Jelly comes in jars! It's like jam, but... jellier! It's... it's All-Fruit! Smuckers!

Not jello!

Oh, it makes me mad!

This message brought to you by the whole of the United States.

No! No! Aaaaaaargh!

Post 2

Researcher 93445

Well, to be precise, it's only jello if it's Jell-O brand...otherwise it's merely a gelatin dessert. They've been pretty firm about protecting their trademark.

And to add to the confusion, of course, jellies are also candies, kind of like non-runny jam.

The English language is a strange and wonderful thing.

No! No! Aaaaaaargh!

Post 3

what you know as km

Colloquially, it's still jello. You can't go and start a company called "Franklin's Jello" because you'll get burned at the stake by rabid lawyers obviously, but no matter what ecchy brand of jello it is, it's still called jello, even when it isn't named jello. Much in the same way that so very many people call tissues "kleenex," except it's not so annoying, and it's totally warranted because who wants to order the "strawberry gelatin dessert" at a restaurant?

No! No! Aaaaaaargh!

Post 4


according to Longman Dictionary of Contemporary English (2nd Edition, 1987, p.564):

-JELLO tdmk, AmE for JELLY (1b)

1a) a soft quite solid substance which shakes when it is moved

1b) (a dish of) such a substance made with sweetened fruit juice and gelatine.

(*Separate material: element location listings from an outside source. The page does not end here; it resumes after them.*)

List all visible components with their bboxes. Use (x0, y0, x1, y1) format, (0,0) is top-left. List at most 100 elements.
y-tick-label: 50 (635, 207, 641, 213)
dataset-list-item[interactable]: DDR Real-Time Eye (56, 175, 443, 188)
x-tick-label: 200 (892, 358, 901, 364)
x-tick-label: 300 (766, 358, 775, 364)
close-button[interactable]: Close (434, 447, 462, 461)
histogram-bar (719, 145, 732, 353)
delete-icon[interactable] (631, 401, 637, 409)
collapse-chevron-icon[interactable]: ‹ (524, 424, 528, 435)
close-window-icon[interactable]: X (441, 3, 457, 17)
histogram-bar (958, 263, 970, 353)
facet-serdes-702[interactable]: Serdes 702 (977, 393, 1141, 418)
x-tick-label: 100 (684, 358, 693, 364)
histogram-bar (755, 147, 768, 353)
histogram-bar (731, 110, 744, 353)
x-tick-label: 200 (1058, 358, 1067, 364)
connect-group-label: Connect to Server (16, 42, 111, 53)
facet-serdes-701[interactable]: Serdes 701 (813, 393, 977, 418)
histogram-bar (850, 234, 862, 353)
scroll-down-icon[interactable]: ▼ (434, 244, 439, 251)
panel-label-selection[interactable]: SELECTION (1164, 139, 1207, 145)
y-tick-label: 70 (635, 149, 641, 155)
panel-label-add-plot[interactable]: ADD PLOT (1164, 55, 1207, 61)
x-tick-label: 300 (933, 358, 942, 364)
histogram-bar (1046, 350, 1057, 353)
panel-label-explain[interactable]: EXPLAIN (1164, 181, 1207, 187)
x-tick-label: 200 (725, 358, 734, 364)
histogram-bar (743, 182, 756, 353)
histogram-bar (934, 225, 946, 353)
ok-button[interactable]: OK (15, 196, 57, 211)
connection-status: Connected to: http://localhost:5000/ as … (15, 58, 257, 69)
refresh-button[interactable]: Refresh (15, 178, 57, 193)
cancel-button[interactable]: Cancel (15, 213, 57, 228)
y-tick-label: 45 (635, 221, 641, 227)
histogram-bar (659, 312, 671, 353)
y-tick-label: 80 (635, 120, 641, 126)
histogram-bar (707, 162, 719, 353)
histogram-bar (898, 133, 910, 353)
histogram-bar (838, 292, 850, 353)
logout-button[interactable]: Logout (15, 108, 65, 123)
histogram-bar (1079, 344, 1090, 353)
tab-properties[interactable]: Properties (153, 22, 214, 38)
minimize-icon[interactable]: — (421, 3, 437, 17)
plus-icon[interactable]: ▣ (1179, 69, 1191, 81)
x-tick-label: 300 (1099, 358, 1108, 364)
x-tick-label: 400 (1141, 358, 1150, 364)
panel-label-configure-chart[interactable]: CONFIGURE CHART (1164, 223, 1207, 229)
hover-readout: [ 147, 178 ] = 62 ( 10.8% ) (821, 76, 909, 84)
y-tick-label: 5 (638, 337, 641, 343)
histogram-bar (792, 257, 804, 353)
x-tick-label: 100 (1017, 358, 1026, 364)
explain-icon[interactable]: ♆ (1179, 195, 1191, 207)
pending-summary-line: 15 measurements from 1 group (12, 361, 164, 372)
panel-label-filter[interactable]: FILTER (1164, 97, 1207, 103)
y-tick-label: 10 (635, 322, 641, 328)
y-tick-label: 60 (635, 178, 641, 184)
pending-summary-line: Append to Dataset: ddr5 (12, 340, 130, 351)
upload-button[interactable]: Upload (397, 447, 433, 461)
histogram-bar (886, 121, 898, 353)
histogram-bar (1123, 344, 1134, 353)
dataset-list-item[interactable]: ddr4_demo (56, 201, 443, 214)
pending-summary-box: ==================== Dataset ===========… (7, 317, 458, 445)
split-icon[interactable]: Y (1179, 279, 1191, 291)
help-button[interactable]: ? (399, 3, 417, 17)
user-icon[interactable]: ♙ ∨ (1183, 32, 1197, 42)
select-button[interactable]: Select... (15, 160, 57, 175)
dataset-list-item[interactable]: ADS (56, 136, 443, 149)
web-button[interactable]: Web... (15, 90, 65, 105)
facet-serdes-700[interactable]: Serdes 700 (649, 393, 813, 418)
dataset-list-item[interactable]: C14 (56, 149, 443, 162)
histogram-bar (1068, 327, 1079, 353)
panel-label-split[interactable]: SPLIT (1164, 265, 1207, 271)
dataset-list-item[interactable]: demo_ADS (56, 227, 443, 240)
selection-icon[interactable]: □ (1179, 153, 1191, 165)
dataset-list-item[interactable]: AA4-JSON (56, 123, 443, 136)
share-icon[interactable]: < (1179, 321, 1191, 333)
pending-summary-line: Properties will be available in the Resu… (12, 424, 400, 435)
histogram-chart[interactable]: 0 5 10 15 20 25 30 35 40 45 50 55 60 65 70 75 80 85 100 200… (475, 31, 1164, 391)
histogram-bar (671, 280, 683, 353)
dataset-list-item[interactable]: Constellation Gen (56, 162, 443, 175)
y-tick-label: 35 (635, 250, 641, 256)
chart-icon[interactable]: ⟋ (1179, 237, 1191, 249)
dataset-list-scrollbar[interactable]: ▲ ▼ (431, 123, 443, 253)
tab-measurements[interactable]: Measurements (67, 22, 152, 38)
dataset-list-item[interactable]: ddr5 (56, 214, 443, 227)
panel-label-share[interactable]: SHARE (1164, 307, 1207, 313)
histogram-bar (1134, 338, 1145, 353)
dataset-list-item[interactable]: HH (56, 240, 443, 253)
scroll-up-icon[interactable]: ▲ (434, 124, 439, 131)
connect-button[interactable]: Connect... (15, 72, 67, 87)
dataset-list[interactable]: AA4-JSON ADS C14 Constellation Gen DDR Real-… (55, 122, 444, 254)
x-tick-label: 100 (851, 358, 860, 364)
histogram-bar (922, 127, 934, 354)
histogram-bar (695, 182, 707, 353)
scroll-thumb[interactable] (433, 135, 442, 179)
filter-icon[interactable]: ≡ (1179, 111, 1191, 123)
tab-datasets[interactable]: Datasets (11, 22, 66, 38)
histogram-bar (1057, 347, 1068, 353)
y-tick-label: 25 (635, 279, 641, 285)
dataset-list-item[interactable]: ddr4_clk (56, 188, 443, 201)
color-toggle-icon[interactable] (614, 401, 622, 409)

2a) a clear, quite solid jam containing no pieces of fruit, seeds, etc.

2b)AmE for JAM.

-end quote-

So, for a VERY large part of the world the word is jellY (as a matter of fact, I wouldn't even know what jellO would be, if I hadn't peeked in a shop called "American foodstore" here in Stockholm)

smiley - bigeyes adeve

No! No! Aaaaaaargh!

Post 5

what you know as km

Yes but there are an awful lot of us on this island. Perhaps not nearly so many as there are off this island but that doesn't mean we shouldn't be properly accounted for... and stuff... and that if we aren't, we shouldn't whine about it.

If we didn't whine about these things, you wouldn't have anything to complain about us for.

No! No! Aaaaaaargh!

Post 6


Look, Its quite straight forward.

Jelly referes to:

1. Soft squdgy substance given to Children at parties
2. A nick name for Tamazaphen tablets used by Junkies as a Heroin subsitute

Now, I realise that American Vice Presidents have trouble spelling simple words such as Potato, But surely Jelly isnt that hard?


No! No! Aaaaaaargh!

Post 7

what you know as km

Look, you're all just going to have to accept that we can't just go along with things like these. Owing to the fact that You Lot Over There generally ignore us all the time, and now all of a sudden you're sort of paying attention to us and we're all getting along, it's a grave shock to our language.

We've never before had to deal with things like improper use of the word "jelly" or U's and S's where no U's and S's should be—not, anyway, in a situation in which we have some say (books and television obviously do not count do they?). Nobody ever plays with us, so we've grown quite accustomed to the comfort of looking at words and seeing them the way they're supposed to be. It's going to take most of us a while to fully comprehend the idea that this is not especially about us, and that just because You Lot Over There have silly ways of writing things it doesn't mean you're wrong.

However, just this once, I demand that you're wrong! You're all wrong! All of you! It's JELLO, damn it! J-E-L-L-O! You can't argue with Bill Cosby! It just isn't done!